The most common types of transformations are categorized into Element-Wise Transformation and Aggregation. The element-wise transformations are the most common ones like Filter, FlatMap, Keys, Map, ParDo etc. Aggregation transforms are GroupBy, GroupByKey, Min, Sum, Combines, Count, etc. The article explains with Python examples some of the transforms element-wise as well as aggregation. Let’s explore.
Element-Wise
Map
The first example is the ‘Map’ function example. The ‘Map’ function is not new to us I am sure, the Map function will be applied to each element in the input and produces a result. Let’s begin with a simple example where a list of names will be converted to upper case letters.
import apache_beam as beam
with beam.Pipeline() as pipeline:
names = (
pipeline
| 'Names' >> beam.Create(['John', 'Mike', 'Sam'])
| 'Upper' >> beam.Map(str.upper)
| beam.Map(print))
ParDo
The ParDo is the most important one in my opinion. ParDo function takes each element in PCollection performs the user-defined function on it which is ‘DoFn’ and produces the result.
import apache_beam as beam
class LowerCaseConversion(beam.DoFn):
def process(self, element):
return [element.lower()]
with beam.Pipeline() as pipeline:
names = (
pipeline
| 'Names' >> beam.Create(['John', 'Mike', 'Sam'])
| ‘Lower’ >> beam.ParDo(LowerCaseConversion())
| beam.Map(print))
Aggregation
The article explains two types of aggregation function by example, the ‘count’ aggregation, and ‘GroupByKey’ transform.
Count
The example is going to be the same, from the name list we will identify the total number of names in the list. The count has three types of variations
1. Globally
Count all the elements in the PCollection
import apache_beam as beam
with beam.Pipeline() as pipeline:
names = (
pipeline
| 'Names' >> beam.Create(['John', 'Mike', 'Sam', 'Sam'])
| 'Count' >> beam.combiners.Count.Globally()
| beam.Map(print))
Result: 4
2. PerKey
Count the elements for each unique key in PCollection
import apache_beam as beam
with beam.Pipeline() as pipeline:
names = (
pipeline
| 'Names' >> beam.Create([
('John' , 30), ('Sam', 40), ('John', 40), ('Mike', 25)])
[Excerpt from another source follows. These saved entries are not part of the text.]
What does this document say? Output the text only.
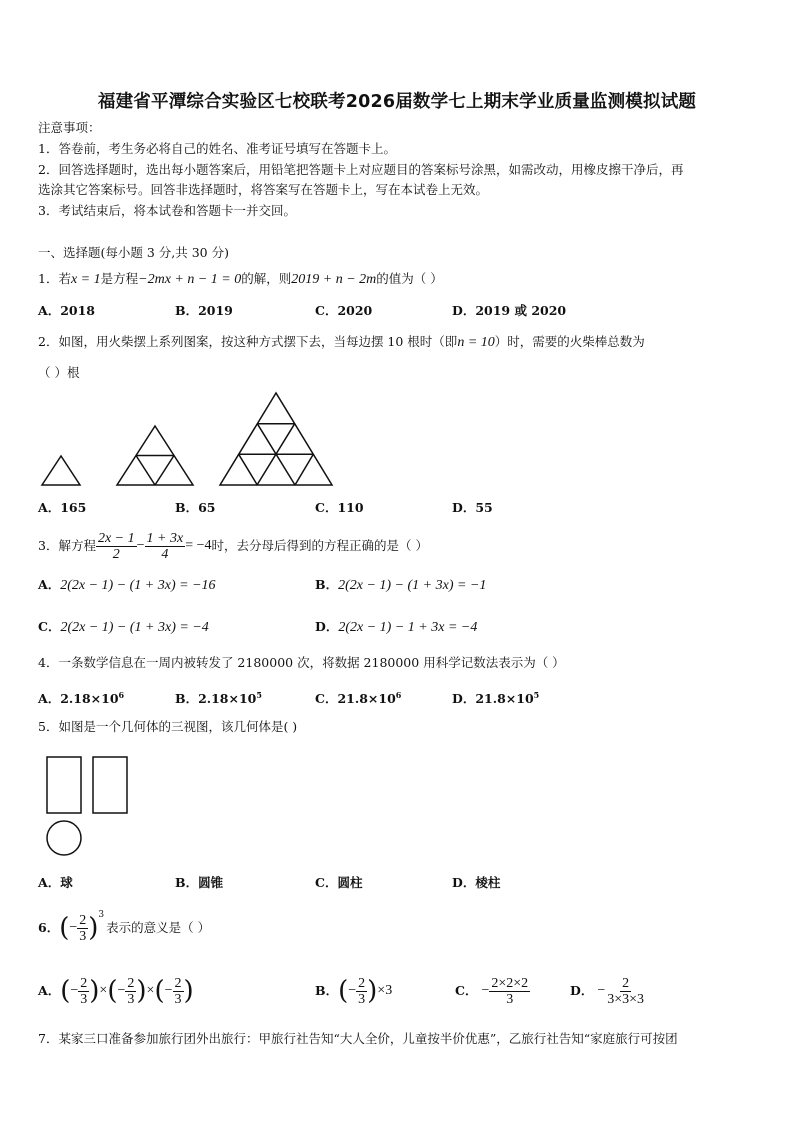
福建省平潭综合实验区七校联考2026届数学七上期末学业质量监测模拟试题
注意事项：
1．答卷前，考生务必将自己的姓名、准考证号填写在答题卡上。
2．回答选择题时，选出每小题答案后，用铅笔把答题卡上对应题目的答案标号涂黑，如需改动，用橡皮擦干净后，再
选涂其它答案标号。回答非选择题时，将答案写在答题卡上，写在本试卷上无效。
3．考试结束后，将本试卷和答题卡一并交回。
一、选择题(每小题 3 分,共 30 分)
1．若x = 1是方程−2mx + n − 1 = 0的解，则2019 + n − 2m的值为（ ）
A．2018	B．2019	C．2020	D．2019 或 2020
2．如图，用火柴摆上系列图案，按这种方式摆下去，当每边摆 10 根时（即n = 10）时，需要的火柴棒总数为
（ ）根
A．165	B．65	C．110	D．55
3．解方程 $\frac{2x - 1}{2} - \frac{1 + 3x}{4} = -4$ 时，去分母后得到的方程正确的是（ ）
A．2(2x − 1) − (1 + 3x) = −16	B．2(2x − 1) − (1 + 3x) = −1
C．2(2x − 1) − (1 + 3x) = −4	D．2(2x − 1) − 1 + 3x = −4
4．一条数学信息在一周内被转发了 2180000 次，将数据 2180000 用科学记数法表示为（ ）
A．$2.18\times 10^6$	B．$2.18\times 10^5$	C．$21.8\times 10^6$	D．$21.8\times 10^5$
5．如图是一个几何体的三视图，该几何体是( )
A．球	B．圆锥	C．圆柱	D．棱柱
6． ( − $\frac{2}{3} )^3$
表示的意义是（ ）
A． ( − $\frac{2}{3}$ ) × ( − $\frac{2}{3}$ ) × ( − $\frac{2}{3}$ )	B． ( − $\frac{2}{3}$ ) ×3	C． − $\frac{2\times 2\times 2}{3}$	D． − $\frac{2}{3\times 3\times 3}$
7．某家三口准备参加旅行团外出旅行：甲旅行社告知“大人全价，儿童按半价优惠”，乙旅行社告知“家庭旅行可按团
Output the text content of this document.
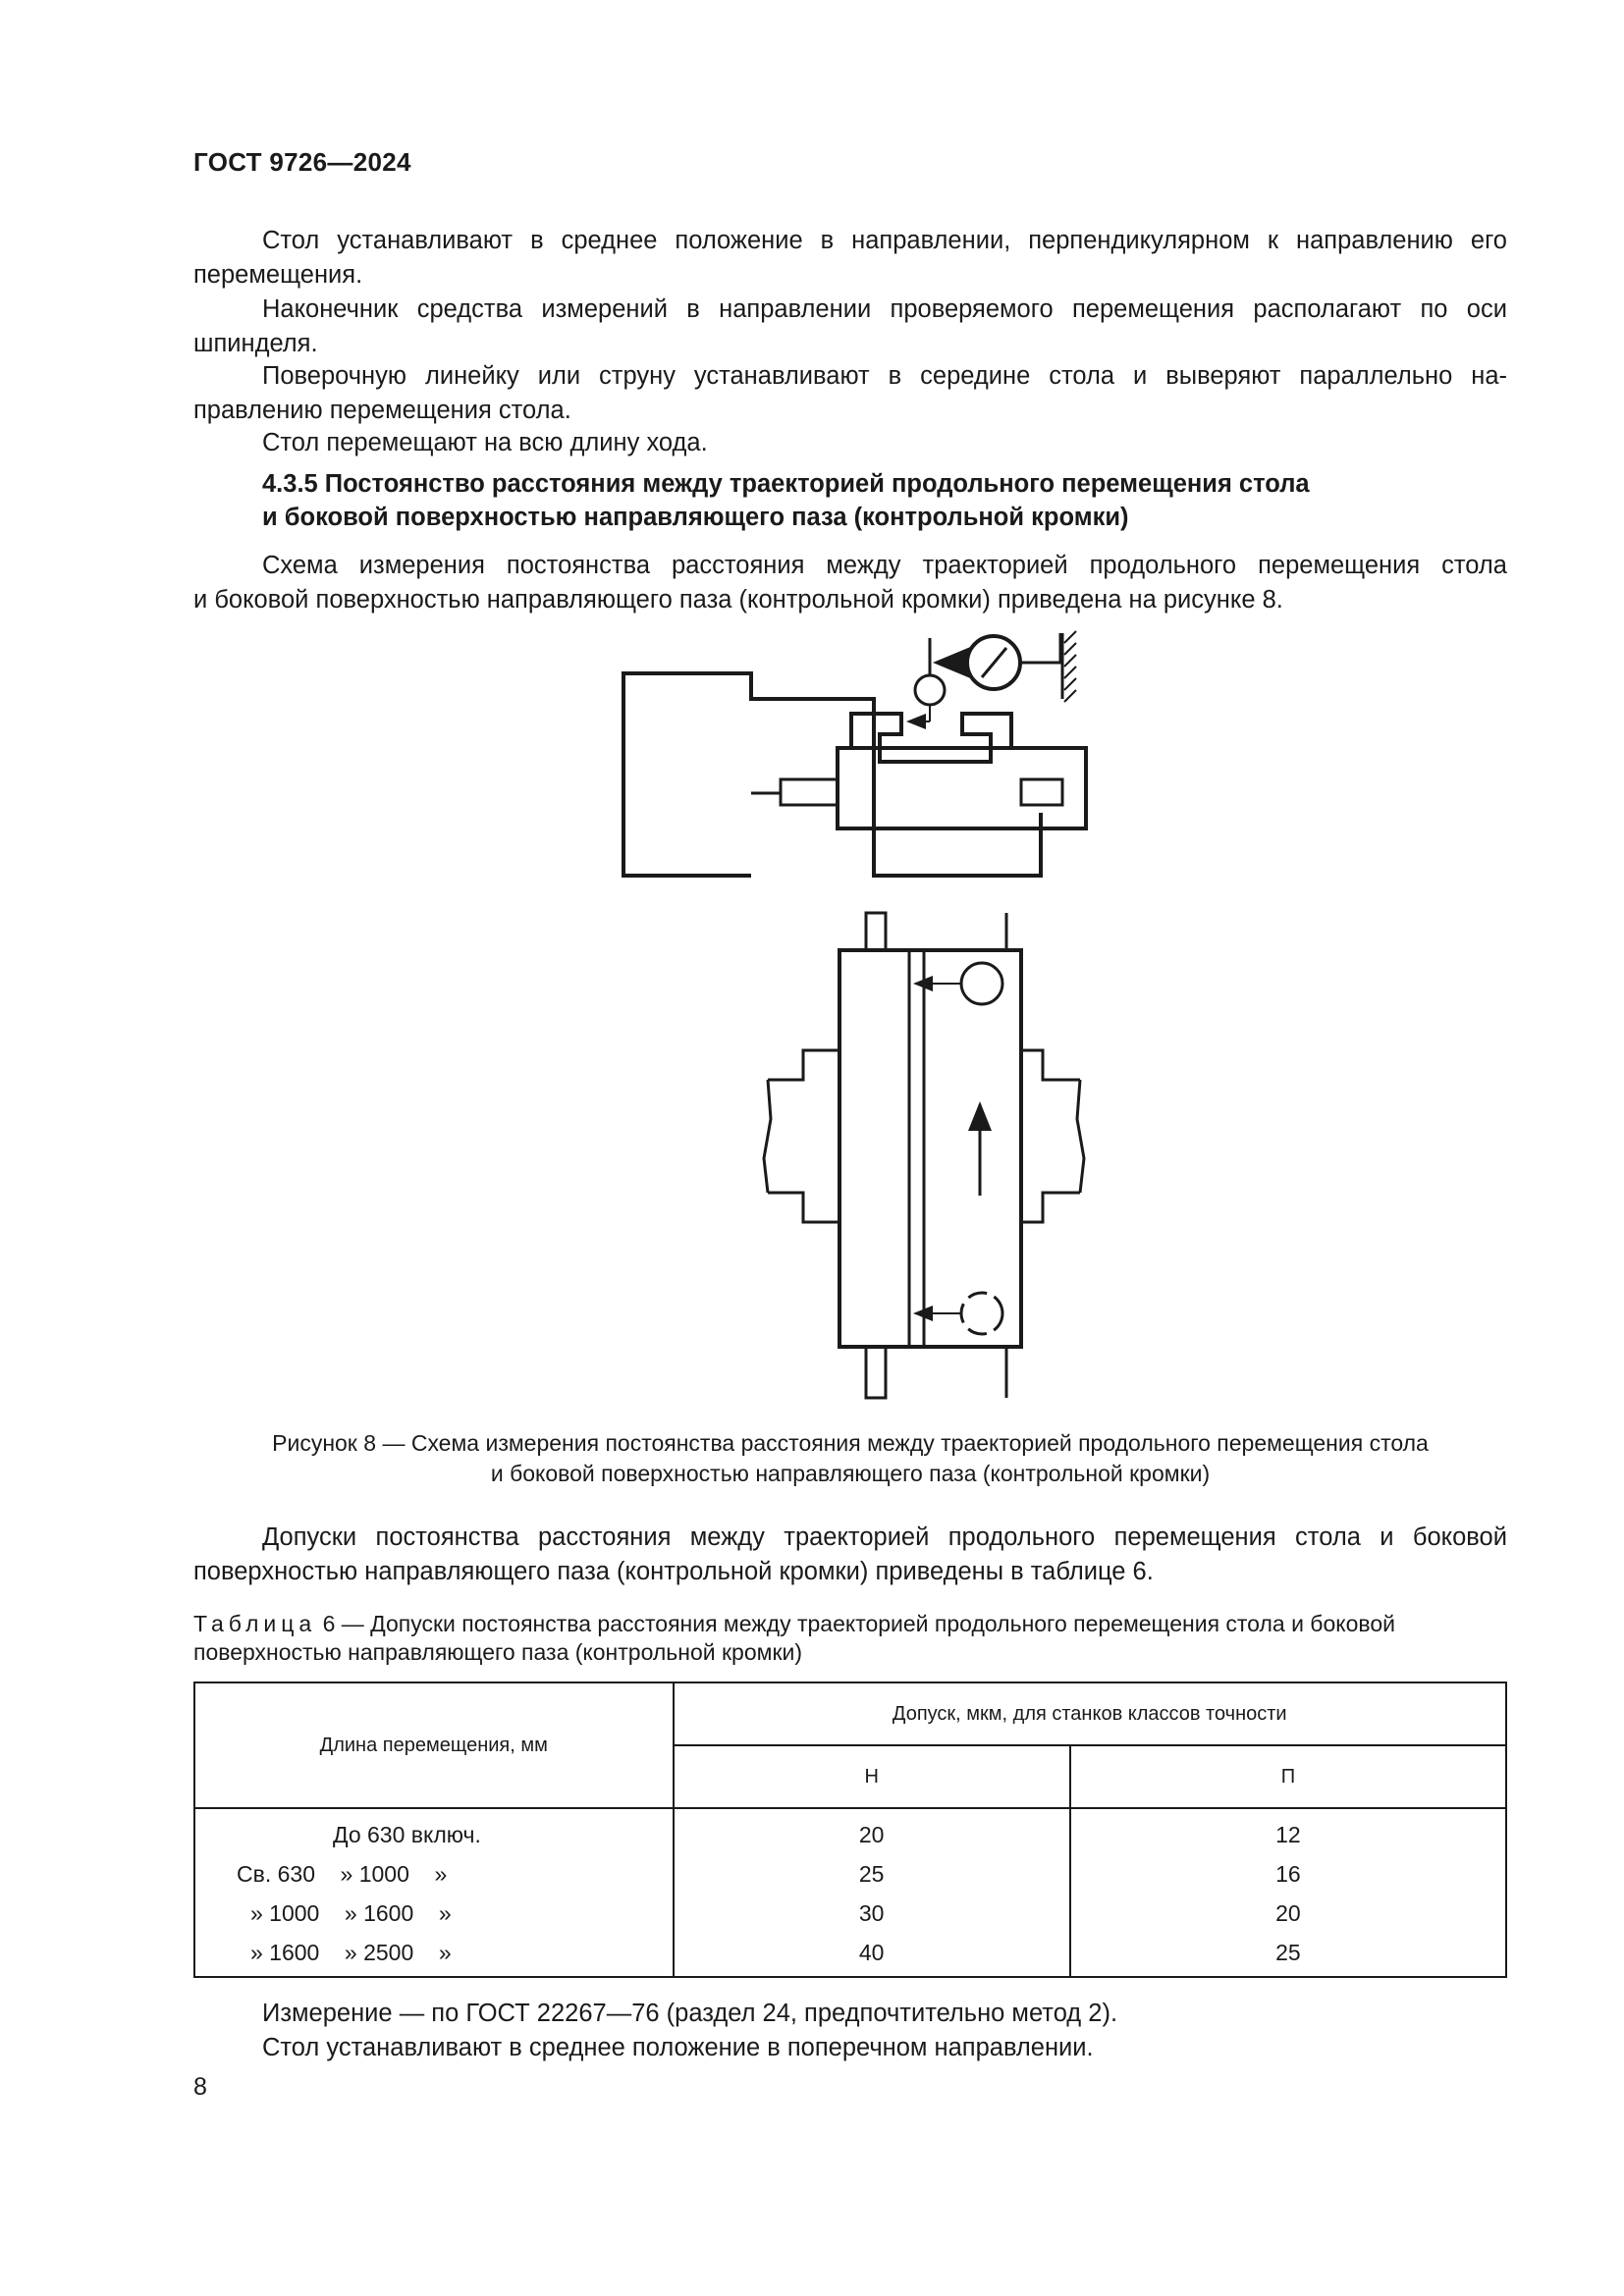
ГОСТ 9726—2024
Стол устанавливают в среднее положение в направлении, перпендикулярном к направлению его
перемещения.
Наконечник средства измерений в направлении проверяемого перемещения располагают по оси
шпинделя.
Поверочную линейку или струну устанавливают в середине стола и выверяют параллельно на-
правлению перемещения стола.
Стол перемещают на всю длину хода.
4.3.5 Постоянство расстояния между траекторией продольного перемещения стола
и боковой поверхностью направляющего паза (контрольной кромки)
Схема измерения постоянства расстояния между траекторией продольного перемещения стола
и боковой поверхностью направляющего паза (контрольной кромки) приведена на рисунке 8.
Рисунок 8 — Схема измерения постоянства расстояния между траекторией продольного перемещения стола
и боковой поверхностью направляющего паза (контрольной кромки)
Допуски постоянства расстояния между траекторией продольного перемещения стола и боковой
поверхностью направляющего паза (контрольной кромки) приведены в таблице 6.
Таблица 6 — Допуски постоянства расстояния между траекторией продольного перемещения стола и боковой
поверхностью направляющего паза (контрольной кромки)
Длина перемещения, мм	Допуск, мкм, для станков классов точности	
	Н	П
До 630 включ.	20	12
Св. 630    » 1000    »	25	16
» 1000    » 1600    »	30	20
» 1600    » 2500    »	40	25
Измерение — по ГОСТ 22267—76 (раздел 24, предпочтительно метод 2).
Стол устанавливают в среднее положение в поперечном направлении.
8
| 'Count' >> beam.combiners.Count.PerKey()
| beam.Map(print))
3. PerElement
Counts the unique element in PCollection.
import apache_beam as beam
with beam.Pipeline() as pipeline:
names = (
pipeline
| 'Names' >> beam.Create(['John', 'Mike', 'Sam', 'Sam'])
| 'Count' >> beam.combiners.Count.PerElement()
| beam.Map(print))
GroupByKey
As the name suggests, GroupByKey works on Keyed collection and produces a collection where elements consist of a key and the elements associated with the Key.
import apache_beam as beam
with beam.Pipeline() as pipeline:
name_counts = (
pipeline
| 'Name Counts' >> beam.Create([
('John' , 30), ('Sam', 40), ('John', 40), ('Mike', 25)
])
| 'Counts' >> beam.GroupByKey()
| beam.MapTuple(lambda k, vs: (k, sorted(vs)))
| beam.Map(print))
Summary
The article explains what Transforms are about in Apache Beam and covered some basic transformation examples like Map, ParDo, Count, GroupByKey, it’s the 2nd part of the series from next articles more practical examples will be covered.